1. I've been smelling everything since birth (or so I'm told). I don't put anything in my mouth until I have smelled it, and I've been asked numerous times to identify ingredients in a dish simply with my nose.

2. I have been trying to get my readership to drink wine at room temp. forever! Although I will add that, in general, for tasting notes, it's usually best to taste the wine both ways because chilling it will almost always bring out more of the acidity.

4. I'm super-noisy when drinking liquids as well, especially tea and coffee.

5. I tend to temper my passion for wine in general conversation as well, not because of other people's opinions, but because I don't want to bore them with information they don't really have an interest in.

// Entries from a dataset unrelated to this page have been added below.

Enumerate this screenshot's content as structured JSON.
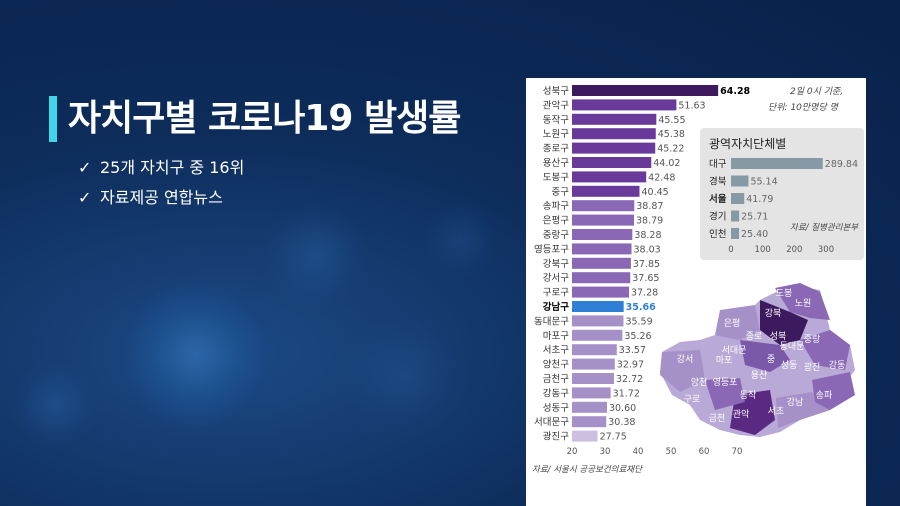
{
  "slide": {
    "title": "자치구별 코로나19 발생률",
    "bullets": [
      {
        "check": "✓",
        "text": "25개 자치구 중 16위"
      },
      {
        "check": "✓",
        "text": "자료제공 연합뉴스"
      }
    ]
  },
  "chart_note": {
    "line1": "2일 0시 기준,",
    "line2": "단위: 10만명당 명"
  },
  "colors": {
    "bar_top": "#3d1a5e",
    "bar_dark": "#6a3a9a",
    "bar_mid": "#8a68b5",
    "bar_light": "#a690c8",
    "bar_last": "#cdbfe0",
    "highlight": "#2f7fd6",
    "inset_bar": "#8899a6"
  },
  "chart_data": [
    {
      "type": "bar",
      "orientation": "horizontal",
      "categories": [
        "성북구",
        "관악구",
        "동작구",
        "노원구",
        "종로구",
        "용산구",
        "도봉구",
        "중구",
        "송파구",
        "은평구",
        "중랑구",
        "영등포구",
        "강북구",
        "강서구",
        "구로구",
        "강남구",
        "동대문구",
        "마포구",
        "서초구",
        "양천구",
        "금천구",
        "강동구",
        "성동구",
        "서대문구",
        "광진구"
      ],
      "values": [
        64.28,
        51.63,
        45.55,
        45.38,
        45.22,
        44.02,
        42.48,
        40.45,
        38.87,
        38.79,
        38.28,
        38.03,
        37.85,
        37.65,
        37.28,
        35.66,
        35.59,
        35.26,
        33.57,
        32.97,
        32.72,
        31.72,
        30.6,
        30.38,
        27.75
      ],
      "value_labels": [
        "64.28",
        "51.63",
        "45.55",
        "45.38",
        "45.22",
        "44.02",
        "42.48",
        "40.45",
        "38.87",
        "38.79",
        "38.28",
        "38.03",
        "37.85",
        "37.65",
        "37.28",
        "35.66",
        "35.59",
        "35.26",
        "33.57",
        "32.97",
        "32.72",
        "31.72",
        "30.60",
        "30.38",
        "27.75"
      ],
      "highlight": "강남구",
      "x_ticks": [
        "20",
        "30",
        "40",
        "50",
        "60",
        "70"
      ],
      "xlim": [
        20,
        70
      ],
      "source": "자료/ 서울시 공공보건의료재단"
    },
    {
      "type": "bar",
      "orientation": "horizontal",
      "title": "광역자치단체별",
      "categories": [
        "대구",
        "경북",
        "서울",
        "경기",
        "인천"
      ],
      "values": [
        289.84,
        55.14,
        41.79,
        25.71,
        25.4
      ],
      "value_labels": [
        "289.84",
        "55.14",
        "41.79",
        "25.71",
        "25.40"
      ],
      "bold_category": "서울",
      "x_ticks": [
        "0",
        "100",
        "200",
        "300"
      ],
      "xlim": [
        0,
        300
      ],
      "source": "자료/ 질병관리본부"
    }
  ],
  "map": {
    "labels": [
      "도봉",
      "노원",
      "강북",
      "은평",
      "성북",
      "종로",
      "중랑",
      "서대문",
      "동대문",
      "마포",
      "중",
      "성동",
      "광진",
      "강동",
      "강서",
      "양천",
      "영등포",
      "용산",
      "구로",
      "동작",
      "송파",
      "강남",
      "금천",
      "관악",
      "서초"
    ]
  }
}
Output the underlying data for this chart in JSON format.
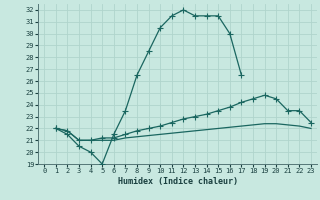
{
  "xlabel": "Humidex (Indice chaleur)",
  "bg_color": "#c8e8e0",
  "grid_color": "#b0d4cc",
  "line_color": "#1a6660",
  "xlim": [
    -0.5,
    23.5
  ],
  "ylim": [
    19,
    32.5
  ],
  "xticks": [
    0,
    1,
    2,
    3,
    4,
    5,
    6,
    7,
    8,
    9,
    10,
    11,
    12,
    13,
    14,
    15,
    16,
    17,
    18,
    19,
    20,
    21,
    22,
    23
  ],
  "yticks": [
    19,
    20,
    21,
    22,
    23,
    24,
    25,
    26,
    27,
    28,
    29,
    30,
    31,
    32
  ],
  "curve1_x": [
    1,
    2,
    3,
    4,
    5,
    6,
    7,
    8,
    9,
    10,
    11,
    12,
    13,
    14,
    15,
    16,
    17
  ],
  "curve1_y": [
    22.0,
    21.5,
    20.5,
    20.0,
    19.0,
    21.5,
    23.5,
    26.5,
    28.5,
    30.5,
    31.5,
    32.0,
    31.5,
    31.5,
    31.5,
    30.0,
    26.5
  ],
  "curve2_x": [
    1,
    2,
    3,
    4,
    5,
    6,
    7,
    8,
    9,
    10,
    11,
    12,
    13,
    14,
    15,
    16,
    17,
    18,
    19,
    20,
    21,
    22,
    23
  ],
  "curve2_y": [
    22.0,
    21.8,
    21.0,
    21.0,
    21.2,
    21.2,
    21.5,
    21.8,
    22.0,
    22.2,
    22.5,
    22.8,
    23.0,
    23.2,
    23.5,
    23.8,
    24.2,
    24.5,
    24.8,
    24.5,
    23.5,
    23.5,
    22.5
  ],
  "curve3_x": [
    1,
    2,
    3,
    4,
    5,
    6,
    7,
    8,
    9,
    10,
    11,
    12,
    13,
    14,
    15,
    16,
    17,
    18,
    19,
    20,
    21,
    22,
    23
  ],
  "curve3_y": [
    22.0,
    21.8,
    21.0,
    21.0,
    21.0,
    21.0,
    21.2,
    21.3,
    21.4,
    21.5,
    21.6,
    21.7,
    21.8,
    21.9,
    22.0,
    22.1,
    22.2,
    22.3,
    22.4,
    22.4,
    22.3,
    22.2,
    22.0
  ]
}
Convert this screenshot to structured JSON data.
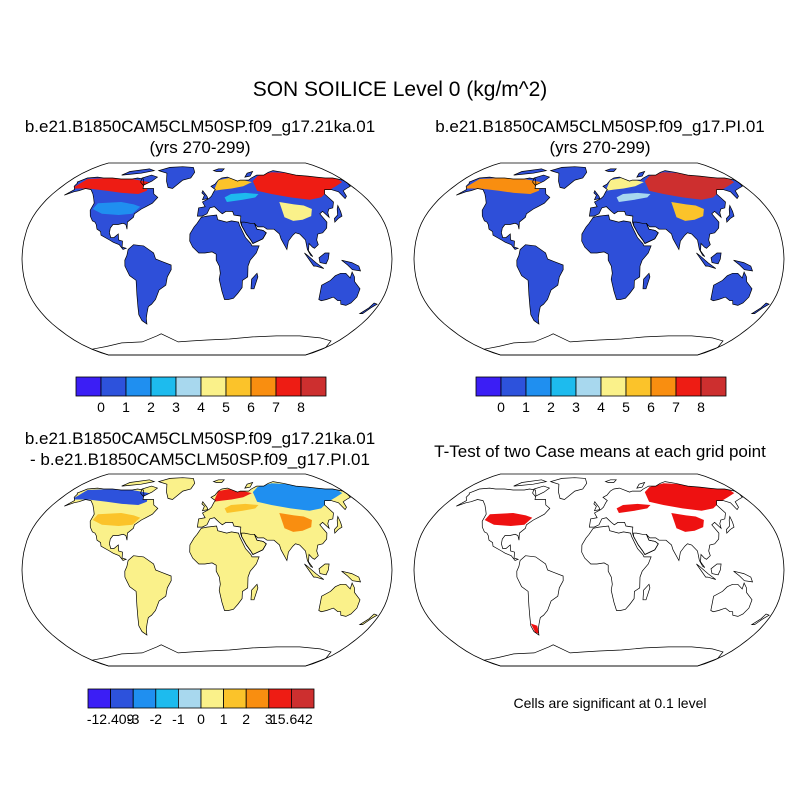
{
  "title": "SON SOILICE Level 0 (kg/m^2)",
  "colors": {
    "scale": [
      "#3b1ef5",
      "#2d52dc",
      "#1f8ff0",
      "#1dbbee",
      "#a8d8ee",
      "#faf18a",
      "#fbc32a",
      "#f98e10",
      "#ee1c14",
      "#cd2f2f"
    ],
    "land_base": "#2e4fd9",
    "diff_base": "#faf18a",
    "significant": "#ee1111"
  },
  "panels": [
    {
      "title_line1": "b.e21.B1850CAM5CLM50SP.f09_g17.21ka.01",
      "title_line2": "(yrs 270-299)"
    },
    {
      "title_line1": "b.e21.B1850CAM5CLM50SP.f09_g17.PI.01",
      "title_line2": "(yrs 270-299)"
    },
    {
      "title_line1": "b.e21.B1850CAM5CLM50SP.f09_g17.21ka.01",
      "title_line2": "- b.e21.B1850CAM5CLM50SP.f09_g17.PI.01"
    },
    {
      "title_line1": "T-Test of two Case means at each grid point",
      "title_line2": ""
    }
  ],
  "colorbars": [
    {
      "labels": [
        "0",
        "1",
        "2",
        "3",
        "4",
        "5",
        "6",
        "7",
        "8"
      ]
    },
    {
      "labels": [
        "0",
        "1",
        "2",
        "3",
        "4",
        "5",
        "6",
        "7",
        "8"
      ]
    },
    {
      "labels": [
        "-12.409",
        "-3",
        "-2",
        "-1",
        "0",
        "1",
        "2",
        "3",
        "15.642"
      ]
    }
  ],
  "note": "Cells are significant at 0.1 level",
  "chart_data": [
    {
      "type": "heatmap",
      "projection": "robinson",
      "units": "kg/m^2",
      "contour_levels": [
        0,
        1,
        2,
        3,
        4,
        5,
        6,
        7,
        8
      ],
      "description_values": {
        "tropics_and_midlatitudes": 0,
        "high_latitude_max": 8
      }
    },
    {
      "type": "heatmap",
      "projection": "robinson",
      "units": "kg/m^2",
      "contour_levels": [
        0,
        1,
        2,
        3,
        4,
        5,
        6,
        7,
        8
      ],
      "description_values": {
        "tropics_and_midlatitudes": 0,
        "high_latitude_max": 8
      }
    },
    {
      "type": "heatmap",
      "projection": "robinson",
      "units": "kg/m^2",
      "contour_levels": [
        -3,
        -2,
        -1,
        0,
        1,
        2,
        3
      ],
      "min": -12.409,
      "max": 15.642
    },
    {
      "type": "heatmap",
      "projection": "robinson",
      "significance_level": 0.1
    }
  ]
}
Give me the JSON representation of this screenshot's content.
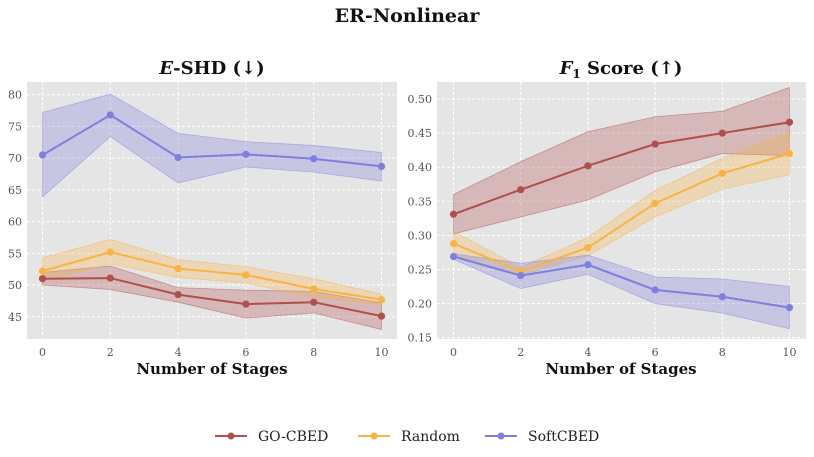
{
  "figure": {
    "title": "ER-Nonlinear"
  },
  "colors": {
    "GO-CBED": "#b0504c",
    "Random": "#f9b344",
    "SoftCBED": "#7f7fde",
    "panel_bg": "#e5e5e5",
    "grid": "#ffffff"
  },
  "legend": {
    "items": [
      "GO-CBED",
      "Random",
      "SoftCBED"
    ]
  },
  "chart_data": [
    {
      "type": "line",
      "title_symbol": "E",
      "title": "-SHD (↓)",
      "xlabel": "Number of Stages",
      "ylabel": "",
      "x": [
        0,
        2,
        4,
        6,
        8,
        10
      ],
      "xticks": [
        "0",
        "2",
        "4",
        "6",
        "8",
        "10"
      ],
      "ylim": [
        41.5,
        82
      ],
      "yticks": [
        "45",
        "50",
        "55",
        "60",
        "65",
        "70",
        "75",
        "80"
      ],
      "series": [
        {
          "name": "GO-CBED",
          "values": [
            51.0,
            51.1,
            48.5,
            47.0,
            47.3,
            45.1
          ],
          "lower": [
            50.0,
            49.3,
            47.3,
            44.8,
            45.6,
            43.0
          ],
          "upper": [
            52.0,
            53.0,
            49.6,
            49.2,
            49.0,
            47.2
          ]
        },
        {
          "name": "Random",
          "values": [
            52.2,
            55.2,
            52.6,
            51.6,
            49.4,
            47.7
          ],
          "lower": [
            50.8,
            53.3,
            51.2,
            50.3,
            48.1,
            46.9
          ],
          "upper": [
            54.3,
            57.2,
            54.0,
            52.9,
            51.0,
            48.6
          ]
        },
        {
          "name": "SoftCBED",
          "values": [
            70.5,
            76.8,
            70.1,
            70.6,
            69.9,
            68.7
          ],
          "lower": [
            63.9,
            73.4,
            66.1,
            68.6,
            67.8,
            66.4
          ],
          "upper": [
            77.2,
            80.1,
            73.9,
            72.6,
            72.0,
            70.9
          ]
        }
      ]
    },
    {
      "type": "line",
      "title_symbol": "F",
      "title_subscript": "1",
      "title": " Score (↑)",
      "xlabel": "Number of Stages",
      "ylabel": "",
      "x": [
        0,
        2,
        4,
        6,
        8,
        10
      ],
      "xticks": [
        "0",
        "2",
        "4",
        "6",
        "8",
        "10"
      ],
      "ylim": [
        0.148,
        0.525
      ],
      "yticks": [
        "0.15",
        "0.20",
        "0.25",
        "0.30",
        "0.35",
        "0.40",
        "0.45",
        "0.50"
      ],
      "series": [
        {
          "name": "GO-CBED",
          "values": [
            0.331,
            0.367,
            0.402,
            0.434,
            0.45,
            0.466
          ],
          "lower": [
            0.302,
            0.327,
            0.352,
            0.393,
            0.42,
            0.417
          ],
          "upper": [
            0.36,
            0.408,
            0.452,
            0.474,
            0.482,
            0.517
          ]
        },
        {
          "name": "Random",
          "values": [
            0.288,
            0.247,
            0.282,
            0.347,
            0.391,
            0.42
          ],
          "lower": [
            0.27,
            0.242,
            0.27,
            0.327,
            0.368,
            0.389
          ],
          "upper": [
            0.306,
            0.253,
            0.297,
            0.366,
            0.413,
            0.451
          ]
        },
        {
          "name": "SoftCBED",
          "values": [
            0.269,
            0.241,
            0.257,
            0.22,
            0.21,
            0.194
          ],
          "lower": [
            0.265,
            0.222,
            0.243,
            0.2,
            0.186,
            0.163
          ],
          "upper": [
            0.273,
            0.259,
            0.271,
            0.239,
            0.236,
            0.225
          ]
        }
      ]
    }
  ]
}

8. I keep a wing-style corkscrew in the house for visitors, but always use the waiter's one myself, and likewise carry one with me wherever I go. In addition, I'm not sure how many foil-cutting folks realize you can simply pull the entire foil off most bottles.

9. Guilty of bringing my own glasses to BYOs, wine tastings and restaurants that I KNOW have terrible glassware.

10. I wrote a piece on this once, as well. I ONLY take tasting notes if I know I'll be reviewing a wine on my blog. Otherwise, personally, I've learned that my memory serves me just fine:
http://tinyurl.com/9w6jly

Rajiv Ayyangar said...

Thanks for reading, Katie - I love your blog!

I actually find that my memory does not serve me that well, at least, not at the level of detail I would like. While I can usually recall the general characteristics of a wine, especially prompted by memories of who I shared it with, where, and when, I often cannot recall nuances of aroma, or details of structure.

So if I want to remember a wine, I will write it down. There's a lot of bad wine out there, though, that I don't care to remember.